So etwas würde sich wohl keine andere Einheit herausnehmen und die entsprechende öffentliche Diskussion, die der „Sajeret-Matkal-Brief“ auslöste, führte einige Monate später zum Teilabzug israelischer Soldaten und zur heutigen Teil-Selbstverwaltung der palästinensischen Gebiete. Die Mitglieder der Sajeret Matkal haben das Selbstverständnis eines hoch ritualisierten, extrem formalisierten, elitären Netzwerks, das gerade deshalb Individualismus im Denken und Charakterstärke ihrer Mitglieder nicht fürchtet.

Andere Beispiele sind der britische SAS (Special Air Service), die US Navy Seals oder die französischen Fremdenlegion. Alle diese Spezialeinheiten sind legendär, haben spezielle Rituale und Gesetze, die in den anderen Truppenteilen nicht existieren. Zum Beispiel wird die grün-rote Flagge der Fremdenlegion (grün=Land, rot=Blut) in Einsatzzeiten verkehrt herum, mit der roten Farbe nach oben, gehisst: „Blut ist auf dem Land“. Keine andere militärische Einheit der französischen Armee hat ein solch halb-religiöses, an Fanatismus grenzendes Ritualwerk wie die Fremdenlegionäre. In anderen Armeen sind es ebenfalls immer die Spezialeinheiten, die fast wie Sekten funktionieren.

Es sind sehr eingeschworene Gemeinschaften mit sehr strikten Regeln, deren Mitgliedschaft über die eigentliche Dienstzeit hinaus geht. Das Motto der Fremdenlegion „Legio Patria Nostra“ (Die Legion ist unser Vaterland) zeigt die enge und dauerhafte Verbindung zueinander: Man bleibt immer Legionär, wenn man einmal dabei ist. Ebenso legendär ist jedoch ihr ungewöhnliches Auftreten und die individuelle Kultur dieser Einheiten.

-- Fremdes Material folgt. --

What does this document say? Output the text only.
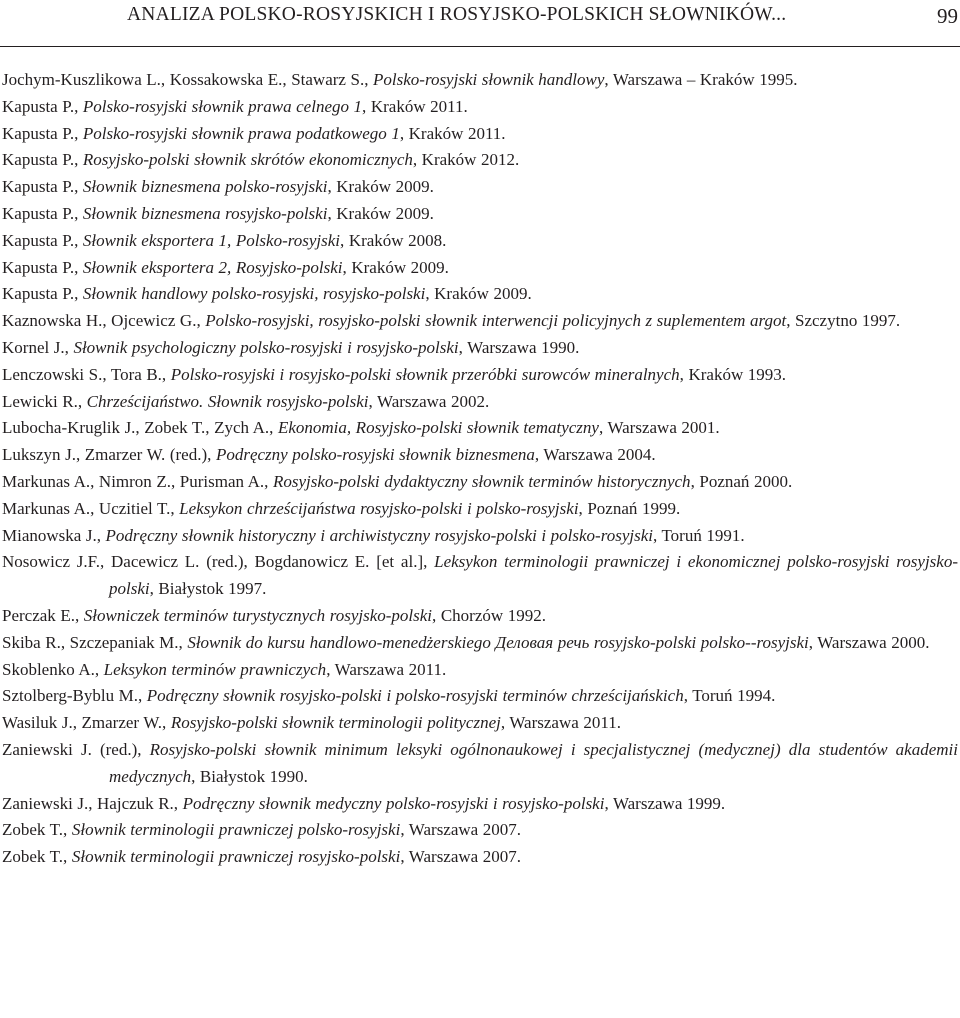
ANALIZA POLSKO-ROSYJSKICH I ROSYJSKO-POLSKICH SŁOWNIKÓW...	99
Jochym-Kuszlikowa L., Kossakowska E., Stawarz S., Polsko-rosyjski słownik handlowy, Warszawa – Kraków 1995.
Kapusta P., Polsko-rosyjski słownik prawa celnego 1, Kraków 2011.
Kapusta P., Polsko-rosyjski słownik prawa podatkowego 1, Kraków 2011.
Kapusta P., Rosyjsko-polski słownik skrótów ekonomicznych, Kraków 2012.
Kapusta P., Słownik biznesmena polsko-rosyjski, Kraków 2009.
Kapusta P., Słownik biznesmena rosyjsko-polski, Kraków 2009.
Kapusta P., Słownik eksportera 1, Polsko-rosyjski, Kraków 2008.
Kapusta P., Słownik eksportera 2, Rosyjsko-polski, Kraków 2009.
Kapusta P., Słownik handlowy polsko-rosyjski, rosyjsko-polski, Kraków 2009.
Kaznowska H., Ojcewicz G., Polsko-rosyjski, rosyjsko-polski słownik interwencji policyjnych z suplementem argot, Szczytno 1997.
Kornel J., Słownik psychologiczny polsko-rosyjski i rosyjsko-polski, Warszawa 1990.
Lenczowski S., Tora B., Polsko-rosyjski i rosyjsko-polski słownik przeróbki surowców mineralnych, Kraków 1993.
Lewicki R., Chrześcijaństwo. Słownik rosyjsko-polski, Warszawa 2002.
Lubocha-Kruglik J., Zobek T., Zych A., Ekonomia, Rosyjsko-polski słownik tematyczny, Warszawa 2001.
Lukszyn J., Zmarzer W. (red.), Podręczny polsko-rosyjski słownik biznesmena, Warszawa 2004.
Markunas A., Nimron Z., Purisman A., Rosyjsko-polski dydaktyczny słownik terminów historycznych, Poznań 2000.
Markunas A., Uczitiel T., Leksykon chrześcijaństwa rosyjsko-polski i polsko-rosyjski, Poznań 1999.
Mianowska J., Podręczny słownik historyczny i archiwistyczny rosyjsko-polski i polsko-rosyjski, Toruń 1991.
Nosowicz J.F., Dacewicz L. (red.), Bogdanowicz E. [et al.], Leksykon terminologii prawniczej i ekonomicznej polsko-rosyjski rosyjsko-polski, Białystok 1997.
Perczak E., Słowniczek terminów turystycznych rosyjsko-polski, Chorzów 1992.
Skiba R., Szczepaniak M., Słownik do kursu handlowo-menedżerskiego Деловая речь rosyjsko-polski polsko--rosyjski, Warszawa 2000.
Skoblenko A., Leksykon terminów prawniczych, Warszawa 2011.
Sztolberg-Byblu M., Podręczny słownik rosyjsko-polski i polsko-rosyjski terminów chrześcijańskich, Toruń 1994.
Wasiluk J., Zmarzer W., Rosyjsko-polski słownik terminologii politycznej, Warszawa 2011.
Zaniewski J. (red.), Rosyjsko-polski słownik minimum leksyki ogólnonaukowej i specjalistycznej (medycznej) dla studentów akademii medycznych, Białystok 1990.
Zaniewski J., Hajczuk R., Podręczny słownik medyczny polsko-rosyjski i rosyjsko-polski, Warszawa 1999.
Zobek T., Słownik terminologii prawniczej polsko-rosyjski, Warszawa 2007.
Zobek T., Słownik terminologii prawniczej rosyjsko-polski, Warszawa 2007.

Am bekanntesten sind hier wohl ebenfalls die Soldaten der französischen Fremdenlegion, die, oft vollbärtig und mit seltsamen Frisuren, eher wie Kameraden von „Braveheart“ als einem französischen Soldaten gleichen. Bei der jährlichen Militärparade in Paris wirken diese Elitesoldaten neben den regulären Einheiten wie ein wilder Miliz-Haufen aus den Bergen Afghanistans. Doch sie können sich diesen Individualismus leisten, eben weil sie zur Elite gehören.

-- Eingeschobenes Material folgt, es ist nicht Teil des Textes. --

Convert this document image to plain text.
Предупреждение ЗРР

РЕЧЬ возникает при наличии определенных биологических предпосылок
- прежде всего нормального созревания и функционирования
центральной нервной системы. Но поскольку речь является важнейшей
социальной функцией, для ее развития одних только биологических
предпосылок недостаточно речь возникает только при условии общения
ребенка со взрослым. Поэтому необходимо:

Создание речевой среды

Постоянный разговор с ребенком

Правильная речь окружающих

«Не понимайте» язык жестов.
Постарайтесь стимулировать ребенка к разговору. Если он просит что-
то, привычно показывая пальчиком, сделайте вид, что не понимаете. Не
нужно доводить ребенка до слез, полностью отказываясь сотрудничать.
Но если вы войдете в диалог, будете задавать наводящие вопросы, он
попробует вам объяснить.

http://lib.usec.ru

Diese zunächst kontrovers anmutende Philosophie findet sich unter anderem auch bei den japanischen Samurai: Wenn ein Krieger alle Techniken beherrscht, alle Wege korrekt gegangen ist und jede Regel perfekt befolgen kann, dann erst kann er sich von all seinem Wissen wieder befreien und wie ein Kind dem freien Fluss der Energien folgen. Erst dann wird er ein vollkommener Kämpfer sein. Alle Rituale und Übungen dienen am Ende dem Ziel, einen freien Geist zu fördern. Das mag widersinnig scheinen, funktioniert aber tatsächlich. Das beste Beispiel ist Tanzen (bei Standard-Tänzen, nicht unbedingt bei „Crumping“ oder Ausdruckstanz): Erst, wenn Sie alle Bewegungen perfekt beherrschen, also alle Formen verinnerlicht haben, können Sie komplett in die Musik eintauchen und locker werden.

Ähnlich verhält es sich mit menschlichen Gruppen: Die hohe Kunst der Dictyonomie besteht darin, beide Extreme, Rituale, Regeln und Förmlichkeiten und Lockerheit, Individualität und geistige Freiheit miteinander zu verbinden. Ein wirklich gutes Netzwerk kann beides: Einen hohen Grad an Förmlichkeit und Regeln, damit eine hohe „Schlagkraft“ und Dynamik, gleichzeitig eine freundliche, entspannte Atmosphäre unter Menschen, die sich als Individualisten akzeptieren. Genau wie bei der Sajeret Matkal.

Umfrageergebnis

Dass der Anschluss an eine starke Gemeinschaft nicht dem Ausleben der eigenen Individualität widerspricht, ergab auch unsere Umfrage, nach der nur 2% die Gruppe als Einschränkung ihre Individualität empfinden. Wohingegen 70% ihre Individualität überhaupt nicht durch eine Gruppe gefährdet sehen.

Wenn Sie also Netzwerke kennen lernen, beobachten Sie genau, wie man dort miteinander umgeht, welche Rituale es gibt, welcher Grad an Förmlichkeit in dieser Gemeinschaft herrscht. Und ob es gelingt, Professionalität und Struktur mit einem Lächeln zu verbinden. Ein gutes Netzwerk erkennen Sie daran, dass es schafft, Form mit Inhalt zu verbinden und dass die Mitglieder in entspannter Atmosphäre sinnvolle Regeln und Rituale pflegen, ohne ihre Persönlichkeit dabei verstecken zu müssen.